Başıboş sokak hayvanları konusu dünyada çeşitli ülkelerin de tartıştığı bir konu. Maalesef bizde uzmanlık gerektiren konularda uzmanlara mikrofon uzatılmıyor. Bu konunun veteriner hekim boyutu ihmal ediliyor. Tartışma hayvansever aktivistler, gazeteciler ve sosyal medya fenomenleri arasında alevleniyor.

Oysa toplum sağlığı, çocukların güvenliği merkeze alınıp hayvanları hayatta tutmanın yolu aranmalı. Bu konuda veteriner hekimlerimizi okudum ve dinledim. Hayvan rehabilitasyon merkezlerinin işlevi çok önemli. Barınaklar ise iyileştirilmeli ve buralarda çalışanlar düzenli eğitimlerden geçmeli. Özellikle üniversitelerimizden mezun olmuş veteriner hekimlerimiz istihdam edilmeli. Farklı çözüm önerileri veteriner hekimler, halk sağlığı uzmanları ve ilgili bakanlıkların oluşturacağı ulusal ve yerel komisyonlarca düzenlenmeli.

Hayvanları sahiplenen, evinde yahut bahçesinde onlara sahip çıkan insanlarımız teşvik edilmeli. Kedi, köpek mamalarındaki KDV oranları mutlaka yeniden düzenlenmeli, %18'lik oran mutlaka düşürülmeli. Yerli mama ve aşı üreten firmalara imkanlar tanımalı bu alandaki ithalatı azaltacak formüller geliştirilmeli.
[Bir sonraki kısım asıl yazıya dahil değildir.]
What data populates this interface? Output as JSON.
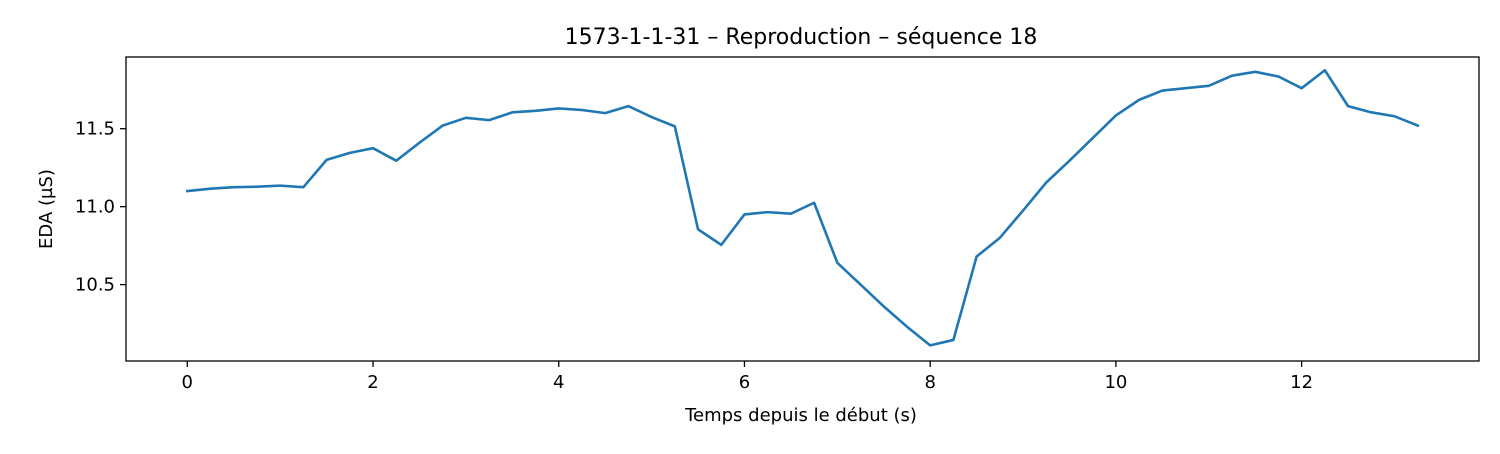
{
  "chart_data": {
    "type": "line",
    "title": "1573-1-1-31 – Reproduction – séquence 18",
    "xlabel": "Temps depuis le début (s)",
    "ylabel": "EDA (µS)",
    "xlim": [
      -0.66,
      13.91
    ],
    "ylim": [
      10.01,
      11.96
    ],
    "xticks": [
      0,
      2,
      4,
      6,
      8,
      10,
      12
    ],
    "xtick_labels": [
      "0",
      "2",
      "4",
      "6",
      "8",
      "10",
      "12"
    ],
    "yticks": [
      10.5,
      11.0,
      11.5
    ],
    "ytick_labels": [
      "10.5",
      "11.0",
      "11.5"
    ],
    "grid": false,
    "series": [
      {
        "color": "#1f77b4",
        "x": [
          0,
          0.25,
          0.5,
          0.75,
          1.0,
          1.25,
          1.5,
          1.75,
          2.0,
          2.25,
          2.5,
          2.75,
          3.0,
          3.25,
          3.5,
          3.75,
          4.0,
          4.25,
          4.5,
          4.75,
          5.0,
          5.25,
          5.5,
          5.75,
          6.0,
          6.25,
          6.5,
          6.75,
          7.0,
          7.25,
          7.5,
          7.75,
          8.0,
          8.25,
          8.5,
          8.75,
          9.0,
          9.25,
          9.5,
          9.75,
          10.0,
          10.25,
          10.5,
          10.75,
          11.0,
          11.25,
          11.5,
          11.75,
          12.0,
          12.25,
          12.5,
          12.75,
          13.0,
          13.25
        ],
        "y": [
          11.1,
          11.115,
          11.125,
          11.128,
          11.135,
          11.125,
          11.3,
          11.345,
          11.375,
          11.295,
          11.41,
          11.52,
          11.57,
          11.555,
          11.605,
          11.615,
          11.63,
          11.62,
          11.6,
          11.645,
          11.575,
          11.515,
          10.855,
          10.755,
          10.95,
          10.965,
          10.955,
          11.025,
          10.64,
          10.5,
          10.36,
          10.23,
          10.11,
          10.145,
          10.68,
          10.8,
          10.975,
          11.155,
          11.295,
          11.44,
          11.585,
          11.685,
          11.745,
          11.76,
          11.775,
          11.84,
          11.865,
          11.835,
          11.76,
          11.875,
          11.645,
          11.605,
          11.58,
          11.52
        ]
      }
    ]
  }
}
Medya bu tartışmanın alevlenmesinden memnun olabilir ancak gazeteciler kamuoyunun gündemine uzman görüşleri ile katkı sağlamalı ve bu alandaki politikalara olumlu etki etmeli.

Üniversitelerimize güvenmeliyiz. Halk sağlığı hocalarımıza, veteriner fakültelerimizin hocalarına, pırıl pırıl genç mezunlarımıza ve öğrencilerimize destek olmalıyız. Bu meselede iyi uygulamalar geliştirmeli, ekranlarda model olacak çalışmalara yer vermeliyiz. Ulusal politikalar ve yerel yöneticilerin desteğiyle ülkemiz bu tartışmayı makul çözümler bularak aşmak zorunda.

Hayvanlarına sahip çıkamayan bir ülke görüntüsü bize yakışmaz. Hele küresel iddiaları ve idealleri olan bir millete hiç yakışmaz.